The term for plagiarism in German, «Plagiat», comes from the Latin word «plagium» (theft of slaves, in turn related to the Greek form πλαγιος, deceitful).

The German Duden (2009) dictionary offers a more long-winded definition, which is the most extensive in the colloquial use of the term, and whose entry mentions that it is about the «improper appropriation of thoughts, ideas or similar of a third person in the artistic or research, and its publication. Theft of intellectual property; [legal language] intellectual theft, forgery».

The academic world

Academic plagiarism (akademisches Plagiat) in the German research arena has certain similarities with the more extensive meaning in the international community. Therefore, the definition of Fishman (2009) is often cited:

«Plagiarism occurs when someone:

  1. Uses words, ideas, or work products. 
  2. Attributable to another identifiable person or source.
  3. Without attributing the work to the source from which it was obtained.
  4. In a situation in which there is a legitimate expectation of original authorship.
  5. In order to obtain some benefit, credit, or gain which need not be monetary».

Therefore, it is a phenomenon with very specific characteristics.

Firstly, reproducing someone else’s text without quotation marks can be deemed academic plagiarism, as well as when any kind of periphrasis based on an original that is not cited is used.

Secondly, plagiarism is committed when the primary author is not sufficiently identified – in other words, when a direct attribution that would be expected by the reader does not appear.

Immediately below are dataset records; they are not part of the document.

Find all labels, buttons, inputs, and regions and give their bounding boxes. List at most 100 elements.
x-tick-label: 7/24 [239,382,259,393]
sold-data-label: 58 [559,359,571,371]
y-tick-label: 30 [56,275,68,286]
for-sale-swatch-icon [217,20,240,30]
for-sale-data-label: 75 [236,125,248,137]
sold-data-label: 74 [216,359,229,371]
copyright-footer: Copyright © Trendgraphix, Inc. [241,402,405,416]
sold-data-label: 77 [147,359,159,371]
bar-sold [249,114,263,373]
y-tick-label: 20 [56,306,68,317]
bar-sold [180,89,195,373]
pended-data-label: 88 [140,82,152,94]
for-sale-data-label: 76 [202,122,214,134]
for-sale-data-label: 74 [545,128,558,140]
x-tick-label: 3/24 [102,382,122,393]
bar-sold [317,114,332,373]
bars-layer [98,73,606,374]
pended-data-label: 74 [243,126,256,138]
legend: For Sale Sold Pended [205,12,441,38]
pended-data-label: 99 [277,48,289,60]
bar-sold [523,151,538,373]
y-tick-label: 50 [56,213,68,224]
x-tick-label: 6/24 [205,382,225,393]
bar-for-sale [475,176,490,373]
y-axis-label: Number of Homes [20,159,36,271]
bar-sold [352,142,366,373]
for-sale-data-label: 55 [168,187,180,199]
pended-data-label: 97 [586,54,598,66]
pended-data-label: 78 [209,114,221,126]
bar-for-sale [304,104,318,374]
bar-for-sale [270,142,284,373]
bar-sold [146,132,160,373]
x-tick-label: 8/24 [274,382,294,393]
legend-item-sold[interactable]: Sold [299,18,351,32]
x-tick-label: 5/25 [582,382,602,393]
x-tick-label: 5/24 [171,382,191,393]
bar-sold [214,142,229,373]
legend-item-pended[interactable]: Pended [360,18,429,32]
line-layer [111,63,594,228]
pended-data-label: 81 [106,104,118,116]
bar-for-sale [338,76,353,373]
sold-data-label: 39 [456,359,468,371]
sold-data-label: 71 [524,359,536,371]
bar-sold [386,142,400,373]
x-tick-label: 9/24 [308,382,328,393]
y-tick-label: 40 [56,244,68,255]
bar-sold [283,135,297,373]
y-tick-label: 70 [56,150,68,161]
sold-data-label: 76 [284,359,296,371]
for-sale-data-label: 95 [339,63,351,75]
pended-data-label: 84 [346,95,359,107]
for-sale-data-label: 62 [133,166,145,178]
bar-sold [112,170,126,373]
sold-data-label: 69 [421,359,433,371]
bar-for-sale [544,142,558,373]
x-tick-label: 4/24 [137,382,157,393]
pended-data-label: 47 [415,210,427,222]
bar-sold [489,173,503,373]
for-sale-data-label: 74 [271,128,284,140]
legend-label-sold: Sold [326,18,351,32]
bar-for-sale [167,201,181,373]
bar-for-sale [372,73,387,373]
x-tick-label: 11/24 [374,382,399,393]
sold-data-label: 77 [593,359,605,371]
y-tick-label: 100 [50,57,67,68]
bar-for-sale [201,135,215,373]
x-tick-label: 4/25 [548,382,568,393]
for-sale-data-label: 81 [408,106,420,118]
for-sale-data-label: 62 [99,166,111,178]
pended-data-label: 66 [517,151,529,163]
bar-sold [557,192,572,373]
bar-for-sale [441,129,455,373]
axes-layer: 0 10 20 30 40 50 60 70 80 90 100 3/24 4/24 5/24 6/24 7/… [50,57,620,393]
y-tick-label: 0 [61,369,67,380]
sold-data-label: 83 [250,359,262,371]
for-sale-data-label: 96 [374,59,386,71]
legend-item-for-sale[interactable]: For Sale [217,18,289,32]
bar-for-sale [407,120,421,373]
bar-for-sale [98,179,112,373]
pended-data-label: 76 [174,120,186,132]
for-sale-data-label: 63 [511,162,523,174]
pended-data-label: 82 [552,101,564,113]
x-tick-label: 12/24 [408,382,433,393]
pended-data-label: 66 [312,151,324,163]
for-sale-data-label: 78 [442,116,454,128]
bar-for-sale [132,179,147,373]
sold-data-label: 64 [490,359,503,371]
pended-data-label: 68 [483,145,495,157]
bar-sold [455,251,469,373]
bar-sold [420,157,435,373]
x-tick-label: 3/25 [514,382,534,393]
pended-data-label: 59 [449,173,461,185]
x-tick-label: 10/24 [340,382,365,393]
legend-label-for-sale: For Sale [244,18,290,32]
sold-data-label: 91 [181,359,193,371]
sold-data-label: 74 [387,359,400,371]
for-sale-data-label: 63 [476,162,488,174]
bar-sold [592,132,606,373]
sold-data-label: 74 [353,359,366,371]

Thus, for example, when ideas from a work have been used, it would not be sufficient to include such work in the bibliography as another reference, but rather it would be necessary to always cite it on whichever pages the singular thoughts or ideas–are being used.

Lastly, it is not necessary for there to be financial gain, since the intention to obtain public recognition for apparently being the author of an idea or thought of a third party not named or insufficiently cited would be sufficient. Since 2014, it is no longer deemed essential for the subjective intention to deceive –which is always difficult to prove– to exist in order to qualify an act as academic plagiarism, but it would be necessary to argue this in order to deal with the case from a legal point of view.